Pundits, political partisans, and amateur CPA’s are poring over the numbers in Mitt Romney’s tax returns. What’s missing, tax experts say, are the details of Romney’s retirement account from Bain Capital, including investments in offshore accounts in Bermuda and the Cayman Islands.
It’s no coincidence that Mitt Romney chose a Friday afternoon to release more information about the income taxes he pays. In Washington, that’s known as “news dump day,” the time when most people are moving into weekend mode and whatever bad news an elected official has to report – usually it’s the White House – is largely ignored.
Unless, that is, there’s been months of controversy and buildup in a presidential election year and the issue in question gets to the essence of a candidate’s image (if not character).
That’s certainly the case with Mr. Romney’s personal wealth, the “47 percent” of the electorate he seemed to write off in a private meeting with campaign donors, and what’s already known about the tax-sheltered offshore investment accounts that would make him (as Forbes Magazine calculates) “the wealthiest White House occupant ever.”

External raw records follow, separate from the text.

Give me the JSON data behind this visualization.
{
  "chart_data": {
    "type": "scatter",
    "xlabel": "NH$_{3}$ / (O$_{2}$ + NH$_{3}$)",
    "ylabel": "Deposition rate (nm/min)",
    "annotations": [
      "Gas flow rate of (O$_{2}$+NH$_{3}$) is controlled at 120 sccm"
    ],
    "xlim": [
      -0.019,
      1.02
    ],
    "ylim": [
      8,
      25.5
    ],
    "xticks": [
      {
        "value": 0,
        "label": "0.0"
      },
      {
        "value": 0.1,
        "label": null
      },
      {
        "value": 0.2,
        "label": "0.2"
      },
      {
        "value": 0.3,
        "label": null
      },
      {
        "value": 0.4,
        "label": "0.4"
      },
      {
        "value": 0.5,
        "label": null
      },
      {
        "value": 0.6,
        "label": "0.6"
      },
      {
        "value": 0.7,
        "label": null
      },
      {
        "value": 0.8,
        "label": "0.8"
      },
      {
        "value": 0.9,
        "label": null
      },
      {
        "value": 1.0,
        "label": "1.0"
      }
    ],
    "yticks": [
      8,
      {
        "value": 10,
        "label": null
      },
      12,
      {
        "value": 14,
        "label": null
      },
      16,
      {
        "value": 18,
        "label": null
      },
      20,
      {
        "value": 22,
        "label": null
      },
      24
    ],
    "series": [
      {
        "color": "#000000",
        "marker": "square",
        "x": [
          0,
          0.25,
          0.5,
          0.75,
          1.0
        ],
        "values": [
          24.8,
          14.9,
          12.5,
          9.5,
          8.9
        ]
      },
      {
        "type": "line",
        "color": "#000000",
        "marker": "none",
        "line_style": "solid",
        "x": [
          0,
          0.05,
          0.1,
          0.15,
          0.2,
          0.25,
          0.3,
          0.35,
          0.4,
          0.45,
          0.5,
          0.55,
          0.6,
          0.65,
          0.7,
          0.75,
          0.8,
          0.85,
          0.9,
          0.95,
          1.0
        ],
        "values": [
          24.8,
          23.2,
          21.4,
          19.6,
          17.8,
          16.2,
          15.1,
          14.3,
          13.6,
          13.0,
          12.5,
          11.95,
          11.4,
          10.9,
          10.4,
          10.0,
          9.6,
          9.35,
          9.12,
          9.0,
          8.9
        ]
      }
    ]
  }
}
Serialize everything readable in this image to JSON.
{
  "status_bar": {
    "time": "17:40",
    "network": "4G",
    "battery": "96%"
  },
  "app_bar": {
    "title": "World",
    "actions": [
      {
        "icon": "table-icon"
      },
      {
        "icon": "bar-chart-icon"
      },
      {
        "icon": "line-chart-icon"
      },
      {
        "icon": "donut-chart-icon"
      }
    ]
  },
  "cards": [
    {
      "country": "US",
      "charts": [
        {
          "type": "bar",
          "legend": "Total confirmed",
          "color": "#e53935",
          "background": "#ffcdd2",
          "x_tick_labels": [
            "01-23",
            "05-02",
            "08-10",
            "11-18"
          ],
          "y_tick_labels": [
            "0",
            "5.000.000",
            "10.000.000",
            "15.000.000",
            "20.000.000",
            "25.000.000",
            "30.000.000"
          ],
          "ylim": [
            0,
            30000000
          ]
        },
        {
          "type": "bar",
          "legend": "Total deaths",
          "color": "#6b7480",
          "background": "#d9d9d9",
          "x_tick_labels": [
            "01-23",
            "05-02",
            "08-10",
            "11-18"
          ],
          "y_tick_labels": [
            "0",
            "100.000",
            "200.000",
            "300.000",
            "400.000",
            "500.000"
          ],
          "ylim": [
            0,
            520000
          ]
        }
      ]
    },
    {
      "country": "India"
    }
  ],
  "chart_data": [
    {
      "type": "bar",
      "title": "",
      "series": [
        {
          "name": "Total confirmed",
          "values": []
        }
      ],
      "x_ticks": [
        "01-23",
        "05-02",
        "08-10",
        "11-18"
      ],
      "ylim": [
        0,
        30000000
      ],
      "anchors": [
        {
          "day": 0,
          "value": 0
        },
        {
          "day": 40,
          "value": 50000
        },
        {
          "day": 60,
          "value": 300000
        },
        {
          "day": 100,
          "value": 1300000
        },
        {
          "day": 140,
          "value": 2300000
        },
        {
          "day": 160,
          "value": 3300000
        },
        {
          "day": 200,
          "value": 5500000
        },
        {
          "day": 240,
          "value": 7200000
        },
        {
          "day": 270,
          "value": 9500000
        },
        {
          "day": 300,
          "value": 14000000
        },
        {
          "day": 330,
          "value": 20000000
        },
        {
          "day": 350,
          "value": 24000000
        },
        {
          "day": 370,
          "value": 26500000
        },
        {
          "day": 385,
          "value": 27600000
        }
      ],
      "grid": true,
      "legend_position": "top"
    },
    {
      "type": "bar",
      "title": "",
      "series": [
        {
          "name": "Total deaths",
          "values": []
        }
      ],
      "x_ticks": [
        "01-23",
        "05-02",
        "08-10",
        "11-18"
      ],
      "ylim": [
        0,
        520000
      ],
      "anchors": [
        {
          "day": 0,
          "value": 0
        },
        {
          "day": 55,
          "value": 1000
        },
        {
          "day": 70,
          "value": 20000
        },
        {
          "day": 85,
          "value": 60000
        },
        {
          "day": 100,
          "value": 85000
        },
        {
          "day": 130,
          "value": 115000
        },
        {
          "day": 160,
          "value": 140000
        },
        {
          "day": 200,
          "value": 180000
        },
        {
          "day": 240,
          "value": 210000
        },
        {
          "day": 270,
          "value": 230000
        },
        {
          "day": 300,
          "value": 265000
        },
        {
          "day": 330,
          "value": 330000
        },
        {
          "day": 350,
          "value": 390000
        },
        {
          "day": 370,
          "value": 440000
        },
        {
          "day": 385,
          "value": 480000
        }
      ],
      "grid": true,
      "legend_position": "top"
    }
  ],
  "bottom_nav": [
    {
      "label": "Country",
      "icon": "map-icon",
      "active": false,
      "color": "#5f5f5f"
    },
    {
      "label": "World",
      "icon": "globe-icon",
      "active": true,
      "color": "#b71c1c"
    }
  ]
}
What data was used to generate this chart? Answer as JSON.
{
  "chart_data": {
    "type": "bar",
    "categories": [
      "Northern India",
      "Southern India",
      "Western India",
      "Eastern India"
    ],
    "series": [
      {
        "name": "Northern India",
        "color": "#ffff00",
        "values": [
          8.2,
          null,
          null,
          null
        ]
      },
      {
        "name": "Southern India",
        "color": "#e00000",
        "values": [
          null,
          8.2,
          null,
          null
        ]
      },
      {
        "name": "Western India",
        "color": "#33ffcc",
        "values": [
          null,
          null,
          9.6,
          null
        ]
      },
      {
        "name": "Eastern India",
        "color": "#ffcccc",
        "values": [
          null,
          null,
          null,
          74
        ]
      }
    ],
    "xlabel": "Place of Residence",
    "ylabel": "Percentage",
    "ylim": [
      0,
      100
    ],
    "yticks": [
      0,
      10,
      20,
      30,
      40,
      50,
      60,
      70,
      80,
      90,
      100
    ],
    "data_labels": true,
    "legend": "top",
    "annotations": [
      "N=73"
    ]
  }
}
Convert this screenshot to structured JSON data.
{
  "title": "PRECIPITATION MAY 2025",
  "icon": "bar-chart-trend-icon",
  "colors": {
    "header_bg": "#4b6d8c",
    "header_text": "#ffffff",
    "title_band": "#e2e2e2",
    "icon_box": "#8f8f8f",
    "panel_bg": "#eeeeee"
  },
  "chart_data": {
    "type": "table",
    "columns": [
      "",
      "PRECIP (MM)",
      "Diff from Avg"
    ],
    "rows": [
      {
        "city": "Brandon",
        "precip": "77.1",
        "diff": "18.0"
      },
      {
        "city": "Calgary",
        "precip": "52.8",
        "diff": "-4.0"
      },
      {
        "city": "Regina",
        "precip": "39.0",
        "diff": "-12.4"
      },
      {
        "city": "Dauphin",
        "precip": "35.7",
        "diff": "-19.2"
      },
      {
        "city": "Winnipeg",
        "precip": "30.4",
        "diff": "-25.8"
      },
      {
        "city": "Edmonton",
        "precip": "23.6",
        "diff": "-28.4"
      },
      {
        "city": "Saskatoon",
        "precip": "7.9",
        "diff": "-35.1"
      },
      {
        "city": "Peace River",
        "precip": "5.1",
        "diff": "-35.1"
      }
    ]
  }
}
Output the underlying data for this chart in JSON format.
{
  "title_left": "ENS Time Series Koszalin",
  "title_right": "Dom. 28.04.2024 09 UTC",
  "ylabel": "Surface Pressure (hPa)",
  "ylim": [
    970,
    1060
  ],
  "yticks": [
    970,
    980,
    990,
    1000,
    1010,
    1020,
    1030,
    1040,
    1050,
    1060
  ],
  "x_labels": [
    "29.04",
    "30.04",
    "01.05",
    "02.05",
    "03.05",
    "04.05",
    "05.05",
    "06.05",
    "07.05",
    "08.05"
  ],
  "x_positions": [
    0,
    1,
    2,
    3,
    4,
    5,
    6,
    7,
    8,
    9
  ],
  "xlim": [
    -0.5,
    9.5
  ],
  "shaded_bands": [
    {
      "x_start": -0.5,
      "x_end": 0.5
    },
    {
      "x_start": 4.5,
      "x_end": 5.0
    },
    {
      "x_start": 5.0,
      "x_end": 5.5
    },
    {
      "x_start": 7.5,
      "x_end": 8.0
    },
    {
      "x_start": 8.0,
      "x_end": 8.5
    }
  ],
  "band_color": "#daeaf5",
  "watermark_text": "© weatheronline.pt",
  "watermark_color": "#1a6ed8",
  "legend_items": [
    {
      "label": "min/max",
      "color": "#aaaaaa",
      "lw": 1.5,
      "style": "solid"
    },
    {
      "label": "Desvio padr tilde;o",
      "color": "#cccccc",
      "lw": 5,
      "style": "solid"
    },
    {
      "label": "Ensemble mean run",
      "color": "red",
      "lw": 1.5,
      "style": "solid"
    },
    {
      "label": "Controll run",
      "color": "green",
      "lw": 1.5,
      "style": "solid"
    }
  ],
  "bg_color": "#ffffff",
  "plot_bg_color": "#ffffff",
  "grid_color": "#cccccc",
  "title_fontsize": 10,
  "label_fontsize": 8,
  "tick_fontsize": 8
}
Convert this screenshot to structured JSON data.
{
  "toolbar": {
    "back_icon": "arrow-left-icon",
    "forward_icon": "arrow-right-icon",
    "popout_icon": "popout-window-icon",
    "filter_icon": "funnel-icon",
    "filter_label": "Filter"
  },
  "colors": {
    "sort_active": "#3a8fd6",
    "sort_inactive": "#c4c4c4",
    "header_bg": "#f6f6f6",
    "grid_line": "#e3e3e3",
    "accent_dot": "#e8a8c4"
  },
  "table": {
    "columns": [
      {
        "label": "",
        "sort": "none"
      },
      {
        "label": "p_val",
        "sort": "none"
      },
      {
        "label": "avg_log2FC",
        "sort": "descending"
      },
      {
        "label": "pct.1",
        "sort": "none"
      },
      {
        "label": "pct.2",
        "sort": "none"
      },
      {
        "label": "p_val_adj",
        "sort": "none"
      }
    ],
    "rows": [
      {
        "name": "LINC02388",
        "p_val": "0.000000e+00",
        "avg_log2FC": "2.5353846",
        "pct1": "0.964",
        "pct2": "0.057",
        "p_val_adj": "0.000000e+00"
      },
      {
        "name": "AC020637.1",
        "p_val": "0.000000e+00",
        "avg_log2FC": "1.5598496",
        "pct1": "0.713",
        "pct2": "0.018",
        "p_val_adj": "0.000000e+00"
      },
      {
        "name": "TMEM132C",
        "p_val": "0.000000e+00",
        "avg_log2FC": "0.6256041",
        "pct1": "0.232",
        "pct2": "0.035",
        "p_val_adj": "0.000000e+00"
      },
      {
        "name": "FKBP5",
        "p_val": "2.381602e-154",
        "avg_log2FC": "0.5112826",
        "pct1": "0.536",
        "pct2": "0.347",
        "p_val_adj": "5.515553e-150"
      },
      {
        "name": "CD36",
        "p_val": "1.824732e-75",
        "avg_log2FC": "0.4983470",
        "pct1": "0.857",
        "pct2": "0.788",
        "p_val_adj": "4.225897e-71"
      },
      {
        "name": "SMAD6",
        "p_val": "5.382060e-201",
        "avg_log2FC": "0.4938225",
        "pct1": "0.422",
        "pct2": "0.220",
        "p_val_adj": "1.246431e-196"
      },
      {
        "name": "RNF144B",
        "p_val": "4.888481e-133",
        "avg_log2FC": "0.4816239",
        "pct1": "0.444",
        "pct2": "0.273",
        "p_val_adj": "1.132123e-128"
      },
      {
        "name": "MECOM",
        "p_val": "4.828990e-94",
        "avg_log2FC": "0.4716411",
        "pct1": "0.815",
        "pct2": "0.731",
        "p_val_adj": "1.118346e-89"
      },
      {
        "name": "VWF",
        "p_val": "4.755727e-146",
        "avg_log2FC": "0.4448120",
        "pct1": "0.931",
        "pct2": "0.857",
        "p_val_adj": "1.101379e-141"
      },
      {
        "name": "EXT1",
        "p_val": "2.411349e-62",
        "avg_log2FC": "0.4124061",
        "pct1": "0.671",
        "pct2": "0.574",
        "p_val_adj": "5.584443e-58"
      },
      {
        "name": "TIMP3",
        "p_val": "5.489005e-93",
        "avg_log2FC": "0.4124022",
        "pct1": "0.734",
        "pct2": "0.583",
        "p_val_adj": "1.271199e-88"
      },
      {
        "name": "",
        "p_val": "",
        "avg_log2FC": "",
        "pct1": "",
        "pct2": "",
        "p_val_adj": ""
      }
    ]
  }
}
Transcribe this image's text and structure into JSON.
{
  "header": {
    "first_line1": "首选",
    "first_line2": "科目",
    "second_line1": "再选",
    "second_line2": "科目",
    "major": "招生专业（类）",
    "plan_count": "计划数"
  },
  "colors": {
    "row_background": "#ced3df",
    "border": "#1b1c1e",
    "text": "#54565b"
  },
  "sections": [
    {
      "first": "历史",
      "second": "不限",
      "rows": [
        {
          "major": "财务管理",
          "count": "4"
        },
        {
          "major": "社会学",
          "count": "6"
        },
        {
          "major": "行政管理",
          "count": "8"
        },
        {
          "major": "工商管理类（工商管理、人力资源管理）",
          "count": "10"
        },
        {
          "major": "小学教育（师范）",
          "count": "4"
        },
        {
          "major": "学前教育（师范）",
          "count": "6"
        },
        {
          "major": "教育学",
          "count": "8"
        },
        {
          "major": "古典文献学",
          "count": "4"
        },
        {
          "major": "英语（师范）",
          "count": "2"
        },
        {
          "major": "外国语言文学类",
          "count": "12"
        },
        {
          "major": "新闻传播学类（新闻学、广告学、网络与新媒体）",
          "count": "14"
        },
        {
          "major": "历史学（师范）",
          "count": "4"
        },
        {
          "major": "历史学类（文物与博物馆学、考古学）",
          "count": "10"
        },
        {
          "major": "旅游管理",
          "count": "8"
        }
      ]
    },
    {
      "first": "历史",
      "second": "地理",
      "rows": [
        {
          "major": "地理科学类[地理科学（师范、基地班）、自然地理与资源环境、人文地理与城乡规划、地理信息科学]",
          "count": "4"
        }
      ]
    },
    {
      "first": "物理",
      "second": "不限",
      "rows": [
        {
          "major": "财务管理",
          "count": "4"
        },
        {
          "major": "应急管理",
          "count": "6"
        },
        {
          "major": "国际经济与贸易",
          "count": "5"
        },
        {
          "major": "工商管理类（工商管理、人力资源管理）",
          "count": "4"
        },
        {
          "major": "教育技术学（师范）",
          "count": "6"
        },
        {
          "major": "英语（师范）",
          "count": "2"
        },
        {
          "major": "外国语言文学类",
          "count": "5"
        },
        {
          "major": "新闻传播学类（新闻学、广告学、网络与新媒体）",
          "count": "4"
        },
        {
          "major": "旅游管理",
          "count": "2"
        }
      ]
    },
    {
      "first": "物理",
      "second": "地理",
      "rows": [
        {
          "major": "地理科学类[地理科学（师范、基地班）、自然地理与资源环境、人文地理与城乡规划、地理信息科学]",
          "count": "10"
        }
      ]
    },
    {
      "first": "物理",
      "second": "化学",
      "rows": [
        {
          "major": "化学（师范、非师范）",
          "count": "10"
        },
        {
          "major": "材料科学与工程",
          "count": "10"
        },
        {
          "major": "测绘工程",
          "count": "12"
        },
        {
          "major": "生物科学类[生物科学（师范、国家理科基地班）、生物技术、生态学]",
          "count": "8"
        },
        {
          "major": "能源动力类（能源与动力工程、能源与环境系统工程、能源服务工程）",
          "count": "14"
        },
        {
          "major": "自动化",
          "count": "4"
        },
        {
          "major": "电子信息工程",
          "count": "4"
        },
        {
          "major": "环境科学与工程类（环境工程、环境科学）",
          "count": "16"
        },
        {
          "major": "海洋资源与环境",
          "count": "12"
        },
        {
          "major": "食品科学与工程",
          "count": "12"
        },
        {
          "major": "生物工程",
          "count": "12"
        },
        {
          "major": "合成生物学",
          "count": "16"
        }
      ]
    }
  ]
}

So it is that the report by Romney’s tax preparer (PriceWaterhouseCoopers) and the friend who manages Mr. and Mrs. Romney’s three trusts remains very much in the news.
As pundits, political partisans, and amateur CPA’s pore over the numbers, what’s missing from Romney’s report seems most provocative. The full returns for 2010 and 2011 have been released, but only a statement on the overall federal tax rate paid for the previous 20 years.
What’s missing, tax experts say, are the details of Romney’s retirement account from the Bain Capital investment firm he started and ran for years. Much has been made of Romney’s investments in offshore accounts in Bermuda and the Cayman Islands. Isn’t that a way of avoiding taxes, critics ask?